Example 1: Find the exact area of the surface obtained by rotating the curve about the $x$-axis. $y=\sqrt{1+e^x}, 0\leq x\leq 1$.

Hint: Use the formula $\int_{x_1}^{x_2}2\pi f(x)\sqrt{1+(f'(x))^2}dx$ for the area of the surface.

Example 2: Use Newton’s method with the specified initial approximation $x_1 = -1$ to find $x_3$, the 3rd approximation to the root of the equation $x^7+4=0$.

Hint: Use the iteration $x_{n+1} = x_n - f(x_n)/f'(x_n)$, where $f(x) = x^7 + 4$.

Example 3: Investigate the equation $\{a_n\}$ defined by $a_1 = 2, a_{n+1} = \frac{1}{2}(a_n+6)$.

Solution: Suppose $2\leq a_n<6$. Because $a_{n+1}=\frac{1}{2}(a_n+6)$, $\frac{1}{2}(2+6)\leq a_{n+1}<\frac{1}{2}(6+6)$, hence $2\leq a_n<6$. The upshot is that if $2\leq a_n<6$ then so is $a_{n+1}$. Because $2\leq a_1<6$, so is $a_n$ for all $n$. Therefore $\{a_n\}$ is bounded.
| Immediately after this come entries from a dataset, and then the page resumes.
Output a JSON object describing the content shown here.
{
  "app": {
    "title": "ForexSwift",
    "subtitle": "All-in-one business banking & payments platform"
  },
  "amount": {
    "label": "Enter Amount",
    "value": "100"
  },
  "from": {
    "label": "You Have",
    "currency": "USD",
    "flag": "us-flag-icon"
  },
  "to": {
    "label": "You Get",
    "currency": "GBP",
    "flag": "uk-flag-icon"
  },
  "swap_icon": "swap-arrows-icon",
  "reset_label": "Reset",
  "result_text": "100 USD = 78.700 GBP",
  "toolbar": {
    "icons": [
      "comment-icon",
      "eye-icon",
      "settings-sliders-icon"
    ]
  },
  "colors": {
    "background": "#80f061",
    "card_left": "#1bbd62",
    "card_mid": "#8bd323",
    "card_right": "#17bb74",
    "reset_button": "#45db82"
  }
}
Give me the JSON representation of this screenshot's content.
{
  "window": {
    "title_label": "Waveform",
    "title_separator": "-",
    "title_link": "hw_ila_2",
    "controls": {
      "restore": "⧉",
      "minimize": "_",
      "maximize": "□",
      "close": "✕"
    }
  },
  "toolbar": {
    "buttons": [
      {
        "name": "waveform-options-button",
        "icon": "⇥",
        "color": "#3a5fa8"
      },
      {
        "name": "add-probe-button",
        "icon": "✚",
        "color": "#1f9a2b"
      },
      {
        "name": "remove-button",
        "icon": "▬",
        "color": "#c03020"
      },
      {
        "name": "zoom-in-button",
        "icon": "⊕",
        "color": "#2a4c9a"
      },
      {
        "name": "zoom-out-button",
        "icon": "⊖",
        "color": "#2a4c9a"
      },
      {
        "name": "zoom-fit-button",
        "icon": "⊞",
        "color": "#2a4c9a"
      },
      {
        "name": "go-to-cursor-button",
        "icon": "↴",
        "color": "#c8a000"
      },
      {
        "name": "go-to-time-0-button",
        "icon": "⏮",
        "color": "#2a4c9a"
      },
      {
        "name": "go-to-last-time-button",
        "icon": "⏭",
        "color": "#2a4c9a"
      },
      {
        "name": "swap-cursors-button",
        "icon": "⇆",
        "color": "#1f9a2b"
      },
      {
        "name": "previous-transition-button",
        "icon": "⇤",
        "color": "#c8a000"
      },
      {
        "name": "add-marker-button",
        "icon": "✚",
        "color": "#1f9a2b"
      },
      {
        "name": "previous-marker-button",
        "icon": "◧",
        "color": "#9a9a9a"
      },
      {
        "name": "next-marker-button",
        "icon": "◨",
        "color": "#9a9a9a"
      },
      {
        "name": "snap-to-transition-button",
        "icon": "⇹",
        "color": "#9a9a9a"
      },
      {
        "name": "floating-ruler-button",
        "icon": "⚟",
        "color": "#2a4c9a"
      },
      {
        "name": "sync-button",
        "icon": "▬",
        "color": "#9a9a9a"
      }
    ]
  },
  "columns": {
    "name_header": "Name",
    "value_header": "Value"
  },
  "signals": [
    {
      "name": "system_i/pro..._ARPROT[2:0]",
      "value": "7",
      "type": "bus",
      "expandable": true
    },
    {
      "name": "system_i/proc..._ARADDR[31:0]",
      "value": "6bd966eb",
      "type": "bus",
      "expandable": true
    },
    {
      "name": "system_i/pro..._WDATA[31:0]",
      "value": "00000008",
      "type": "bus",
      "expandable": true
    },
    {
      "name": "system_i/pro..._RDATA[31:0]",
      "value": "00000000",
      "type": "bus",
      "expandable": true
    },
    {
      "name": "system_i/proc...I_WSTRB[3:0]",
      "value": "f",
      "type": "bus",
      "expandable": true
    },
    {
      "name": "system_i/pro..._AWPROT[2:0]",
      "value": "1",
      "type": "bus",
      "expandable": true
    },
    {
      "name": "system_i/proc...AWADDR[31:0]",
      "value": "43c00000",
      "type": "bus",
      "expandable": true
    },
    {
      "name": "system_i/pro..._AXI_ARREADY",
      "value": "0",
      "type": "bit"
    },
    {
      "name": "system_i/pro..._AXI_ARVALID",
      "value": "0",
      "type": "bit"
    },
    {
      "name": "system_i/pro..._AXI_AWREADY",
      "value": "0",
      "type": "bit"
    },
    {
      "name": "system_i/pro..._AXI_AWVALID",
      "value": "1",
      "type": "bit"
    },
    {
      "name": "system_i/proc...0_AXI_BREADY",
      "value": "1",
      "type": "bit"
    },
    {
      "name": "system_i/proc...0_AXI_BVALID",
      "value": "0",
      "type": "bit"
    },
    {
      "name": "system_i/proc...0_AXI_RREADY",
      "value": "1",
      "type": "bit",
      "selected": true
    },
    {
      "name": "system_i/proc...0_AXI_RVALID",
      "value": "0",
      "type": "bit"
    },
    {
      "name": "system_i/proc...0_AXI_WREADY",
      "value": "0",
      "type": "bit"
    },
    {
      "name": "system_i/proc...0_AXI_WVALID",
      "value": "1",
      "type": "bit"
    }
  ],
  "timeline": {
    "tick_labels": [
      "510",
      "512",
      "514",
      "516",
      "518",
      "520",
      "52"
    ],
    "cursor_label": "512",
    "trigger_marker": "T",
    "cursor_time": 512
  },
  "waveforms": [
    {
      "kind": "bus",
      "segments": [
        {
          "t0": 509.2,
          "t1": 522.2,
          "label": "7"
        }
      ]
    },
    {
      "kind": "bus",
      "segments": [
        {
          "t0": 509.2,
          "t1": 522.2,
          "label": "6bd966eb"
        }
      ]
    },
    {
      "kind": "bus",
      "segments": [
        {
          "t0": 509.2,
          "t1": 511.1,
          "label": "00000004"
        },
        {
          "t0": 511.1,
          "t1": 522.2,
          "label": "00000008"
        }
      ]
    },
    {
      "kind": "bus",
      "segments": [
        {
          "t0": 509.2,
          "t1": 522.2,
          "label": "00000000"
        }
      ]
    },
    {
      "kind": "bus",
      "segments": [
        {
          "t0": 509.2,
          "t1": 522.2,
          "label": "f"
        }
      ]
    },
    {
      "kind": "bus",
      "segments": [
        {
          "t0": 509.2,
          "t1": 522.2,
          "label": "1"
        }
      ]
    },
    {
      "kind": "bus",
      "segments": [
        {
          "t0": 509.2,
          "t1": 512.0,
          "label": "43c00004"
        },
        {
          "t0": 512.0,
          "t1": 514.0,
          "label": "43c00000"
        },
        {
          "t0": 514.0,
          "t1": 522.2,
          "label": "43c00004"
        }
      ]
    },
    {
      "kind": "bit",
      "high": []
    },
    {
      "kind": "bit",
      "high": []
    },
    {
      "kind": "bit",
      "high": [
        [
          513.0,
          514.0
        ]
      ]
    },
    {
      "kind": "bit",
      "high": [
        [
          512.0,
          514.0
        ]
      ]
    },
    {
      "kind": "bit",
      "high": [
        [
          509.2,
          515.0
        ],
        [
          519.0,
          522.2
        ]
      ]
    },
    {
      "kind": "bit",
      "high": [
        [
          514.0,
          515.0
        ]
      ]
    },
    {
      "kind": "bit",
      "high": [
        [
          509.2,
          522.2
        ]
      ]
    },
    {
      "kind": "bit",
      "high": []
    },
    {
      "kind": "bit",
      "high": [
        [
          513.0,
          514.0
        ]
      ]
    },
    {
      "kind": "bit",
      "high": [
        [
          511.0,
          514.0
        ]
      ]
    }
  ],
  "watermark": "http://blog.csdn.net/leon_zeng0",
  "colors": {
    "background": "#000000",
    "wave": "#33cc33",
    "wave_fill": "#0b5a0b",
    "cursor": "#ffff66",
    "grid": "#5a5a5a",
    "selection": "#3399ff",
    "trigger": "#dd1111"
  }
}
Because $a_n < 6$, we know that $a_{n+1}=\frac{1}{2}(a_n+6)>\frac{1}{2}(a_n+a_n)=a_n$, and that the sequence is increasing. By the monotonic sequence theorem, the sequence has a limit, say $L$. Take the limit on the recurrence relation $a_{n+1}=\frac{1}{2}(a_n+6)$ and get $L = \frac{1}{2}(L+6)$. Therefore $L=6$.

Remark: Note that $6 - a_{n+1} = 6 - \frac{1}{2}(a_n + 6) = \frac{1}{2}(6 - a_n)$. This means $\{6 - a_n\}$ is a geometric progression with initial term $4$ and common ratio $1/2$. Therefore $6 - a_n = 8\cdot (1/2)^n$ and $a_n = 6 - 8\cdot(1/2)^n$. From this general formula of $a_n$, we can immediately see that the sequence is bounded and increasing, and that the limit is $6$.